1 April 2022 to 31 March 2023

Band Discount Weekly income for single person Weekly income for a couple Weekly income for a family with 1 child Weekly income for a family with 2+ children
1 90% £0.00 to £109.10 £0.00 to £149.10 £0.00 to £199.10 £0.00 to £249.10
2 75% £109.11 to £153.65 £149.11 to £193.65 £199.11 to £243.65 £249.11 to £293.65
3 60% £153.66 to £198.20 £193.66 to £238.20 £243.66 to £288.20 £293.66 to £338.20
4 45% £208.41 to £242.75 £238.21 to £282.75 £288.21 to £332.75 £338.21 to £382.75
5 30% £242.76 to £287.30 £282.76 to £327.30 £332.76 to £377.30 £382.76 to £427.30

Other adults living in your home

If you have someone aged 18 or over living with you (that isn’t your partner), it will affect how much council tax support you get because they are expected to make a contribution towards your household expenses.

A standard deduction of £10 per week will be taken from your entitlement for each adult that is living with you (certain exceptions apply).

Universal Credit and council tax support

If you make a claim for Universal Credit with the Department for Work and Pensions (DWP), please also make a claim for council tax support.

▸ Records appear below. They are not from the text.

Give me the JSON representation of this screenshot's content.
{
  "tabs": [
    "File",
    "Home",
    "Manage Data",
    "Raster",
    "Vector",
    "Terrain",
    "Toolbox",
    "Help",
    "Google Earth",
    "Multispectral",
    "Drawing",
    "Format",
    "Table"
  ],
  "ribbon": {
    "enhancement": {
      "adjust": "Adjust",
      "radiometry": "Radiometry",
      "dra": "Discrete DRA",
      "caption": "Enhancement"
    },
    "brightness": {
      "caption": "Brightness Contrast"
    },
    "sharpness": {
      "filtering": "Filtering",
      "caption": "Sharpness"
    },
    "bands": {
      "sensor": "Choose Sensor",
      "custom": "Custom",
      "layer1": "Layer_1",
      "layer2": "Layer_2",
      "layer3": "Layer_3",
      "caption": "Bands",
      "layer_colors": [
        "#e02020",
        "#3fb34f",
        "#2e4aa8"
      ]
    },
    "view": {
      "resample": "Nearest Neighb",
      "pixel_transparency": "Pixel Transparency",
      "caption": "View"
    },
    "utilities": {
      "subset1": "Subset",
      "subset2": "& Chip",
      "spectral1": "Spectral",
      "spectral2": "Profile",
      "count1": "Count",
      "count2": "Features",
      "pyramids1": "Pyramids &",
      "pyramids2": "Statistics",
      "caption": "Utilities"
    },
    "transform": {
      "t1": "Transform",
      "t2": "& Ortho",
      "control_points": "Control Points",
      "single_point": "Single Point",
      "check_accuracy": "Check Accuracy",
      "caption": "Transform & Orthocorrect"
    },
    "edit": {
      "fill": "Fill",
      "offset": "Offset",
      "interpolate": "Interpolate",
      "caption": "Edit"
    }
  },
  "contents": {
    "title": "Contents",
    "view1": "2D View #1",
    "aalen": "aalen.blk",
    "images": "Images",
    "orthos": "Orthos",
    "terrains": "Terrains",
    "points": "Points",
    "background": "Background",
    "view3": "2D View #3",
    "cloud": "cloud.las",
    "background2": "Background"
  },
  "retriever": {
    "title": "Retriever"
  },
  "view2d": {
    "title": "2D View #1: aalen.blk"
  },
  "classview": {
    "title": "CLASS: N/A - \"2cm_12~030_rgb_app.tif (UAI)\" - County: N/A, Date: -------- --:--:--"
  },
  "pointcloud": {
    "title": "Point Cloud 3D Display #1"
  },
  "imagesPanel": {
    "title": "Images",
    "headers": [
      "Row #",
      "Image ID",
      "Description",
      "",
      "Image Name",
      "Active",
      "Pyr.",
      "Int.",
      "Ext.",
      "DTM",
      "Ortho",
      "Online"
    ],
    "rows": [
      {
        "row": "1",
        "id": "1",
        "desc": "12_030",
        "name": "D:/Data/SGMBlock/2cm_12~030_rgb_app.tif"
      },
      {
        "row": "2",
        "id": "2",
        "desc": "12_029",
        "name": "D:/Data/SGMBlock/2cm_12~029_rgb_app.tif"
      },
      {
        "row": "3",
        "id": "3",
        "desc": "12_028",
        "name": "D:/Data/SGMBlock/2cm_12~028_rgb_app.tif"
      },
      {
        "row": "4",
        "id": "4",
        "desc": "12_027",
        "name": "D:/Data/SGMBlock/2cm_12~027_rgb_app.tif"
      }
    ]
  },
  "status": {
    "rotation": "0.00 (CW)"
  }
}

The DWP will let us know that you have claimed Universal Credit and we can then treat that as your claim date for council tax support, as long as you send us any other information we need within one calendar month of us writing to you.

If you're self-employed

The council tax support scheme has a minimum income of 35 hours a week for people who have been self-employed for over a year. This means that if you work for less than 35 hours a week, we assume you earn at least National Living Wage for 35 hours per week.

Income disregards

Income disregards are incomes that you get that are ignored by us when we work out how much council tax support to pay you.

If you get Carer’s Allowance, it will show on your award breakdown that we have taken this off you, but we have added it back in as an income disregard equal to the amount of the weekly award - £69.70 from April 2022 and £76.75 from April 2023.

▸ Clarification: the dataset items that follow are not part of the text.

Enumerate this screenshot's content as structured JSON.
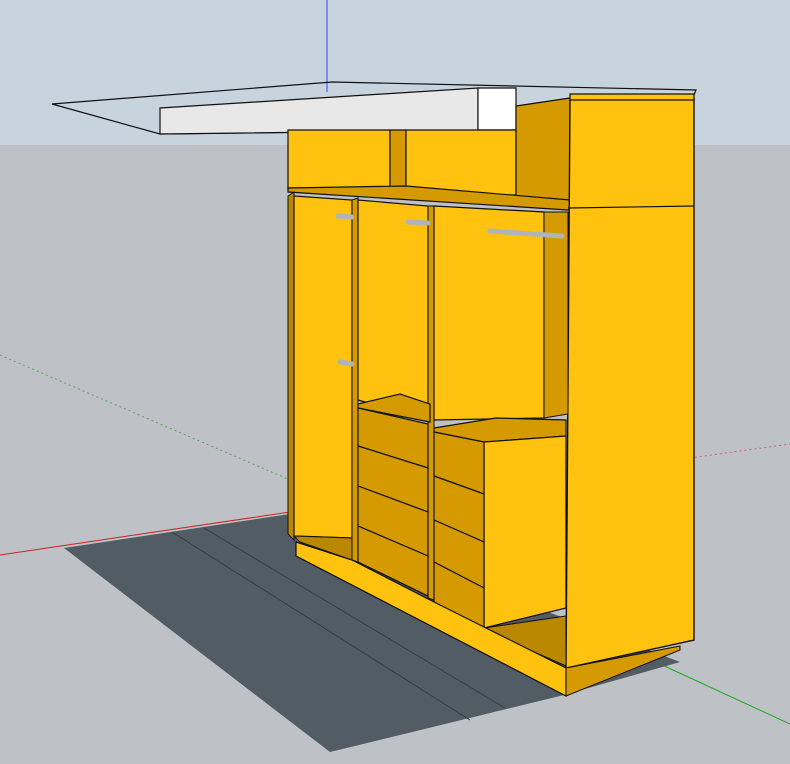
{
  "scene": {
    "title": "",
    "sky_color": "#c7d3dd",
    "ground_color": "#bec1c5",
    "shadow_color": "#515c64",
    "body_color": "#ffc20e",
    "interior_color": "#d49a00",
    "floor_color": "#b98700",
    "roof_panel_color": "#e8e8e8",
    "edge_color": "#111111",
    "axis_colors": {
      "blue": "#3344ff",
      "red": "#cc2222",
      "green": "#22aa22"
    }
  }
}
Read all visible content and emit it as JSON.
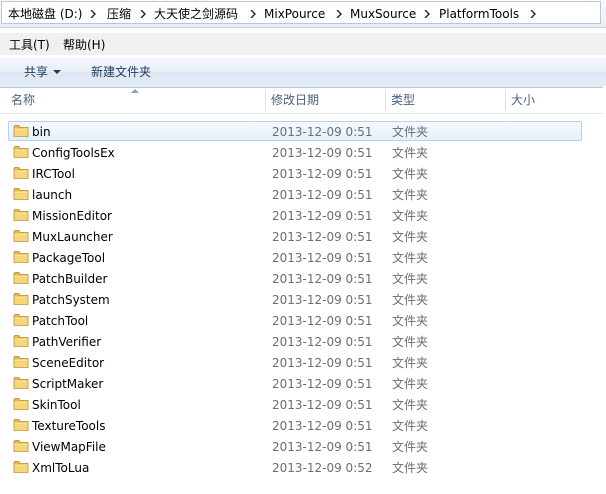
{
  "breadcrumb": {
    "items": [
      "本地磁盘 (D:)",
      "压缩",
      "大天使之剑源码",
      "MixPource",
      "MuxSource",
      "PlatformTools"
    ]
  },
  "menu": {
    "tools": "工具(T)",
    "help": "帮助(H)"
  },
  "commands": {
    "share": "共享",
    "new_folder": "新建文件夹"
  },
  "columns": {
    "name": "名称",
    "modified": "修改日期",
    "type": "类型",
    "size": "大小"
  },
  "files": [
    {
      "name": "bin",
      "modified": "2013-12-09 0:51",
      "type": "文件夹",
      "size": ""
    },
    {
      "name": "ConfigToolsEx",
      "modified": "2013-12-09 0:51",
      "type": "文件夹",
      "size": ""
    },
    {
      "name": "IRCTool",
      "modified": "2013-12-09 0:51",
      "type": "文件夹",
      "size": ""
    },
    {
      "name": "launch",
      "modified": "2013-12-09 0:51",
      "type": "文件夹",
      "size": ""
    },
    {
      "name": "MissionEditor",
      "modified": "2013-12-09 0:51",
      "type": "文件夹",
      "size": ""
    },
    {
      "name": "MuxLauncher",
      "modified": "2013-12-09 0:51",
      "type": "文件夹",
      "size": ""
    },
    {
      "name": "PackageTool",
      "modified": "2013-12-09 0:51",
      "type": "文件夹",
      "size": ""
    },
    {
      "name": "PatchBuilder",
      "modified": "2013-12-09 0:51",
      "type": "文件夹",
      "size": ""
    },
    {
      "name": "PatchSystem",
      "modified": "2013-12-09 0:51",
      "type": "文件夹",
      "size": ""
    },
    {
      "name": "PatchTool",
      "modified": "2013-12-09 0:51",
      "type": "文件夹",
      "size": ""
    },
    {
      "name": "PathVerifier",
      "modified": "2013-12-09 0:51",
      "type": "文件夹",
      "size": ""
    },
    {
      "name": "SceneEditor",
      "modified": "2013-12-09 0:51",
      "type": "文件夹",
      "size": ""
    },
    {
      "name": "ScriptMaker",
      "modified": "2013-12-09 0:51",
      "type": "文件夹",
      "size": ""
    },
    {
      "name": "SkinTool",
      "modified": "2013-12-09 0:51",
      "type": "文件夹",
      "size": ""
    },
    {
      "name": "TextureTools",
      "modified": "2013-12-09 0:51",
      "type": "文件夹",
      "size": ""
    },
    {
      "name": "ViewMapFile",
      "modified": "2013-12-09 0:51",
      "type": "文件夹",
      "size": ""
    },
    {
      "name": "XmlToLua",
      "modified": "2013-12-09 0:52",
      "type": "文件夹",
      "size": ""
    }
  ],
  "selected_index": 0,
  "icons": {
    "folder": "folder-icon",
    "breadcrumb_separator": "chevron-right-icon",
    "share_dropdown": "chevron-down-icon",
    "sort": "sort-ascending-icon"
  },
  "colors": {
    "selection_bg": "#e6f0fb",
    "selection_border": "#b6d1ee",
    "command_text": "#1e395b",
    "header_text": "#4c607a",
    "folder": "#e8c25a"
  }
}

If your circumstances change

You need to tell us straight away if your circumstances change.

If your household income goes up or down slightly, it might not affect the amount of council tax support you get.

You can look at the income bands above and check if your new income changes the part of the table that you are currently in. Even if it doesn’t, you still need to let us know about your change.

Extra help towards your council tax

If you get council tax support but still can’t afford to pay your council tax, you can apply for an exceptional hardship award.

An award is not guaranteed, and is looked at based on your individual circumstances. If your application is successful then you will get extra help based on your individual needs.

This will not be forever - you will need to work with us and other agencies to get help and support to improve your financial position.

We recognise the importance of protecting our most vulnerable customers. This fund is in place to make sure that we protect and support those most in need.

The Exceptional Hardship Policy fund helps in cases of exceptional financial hardship.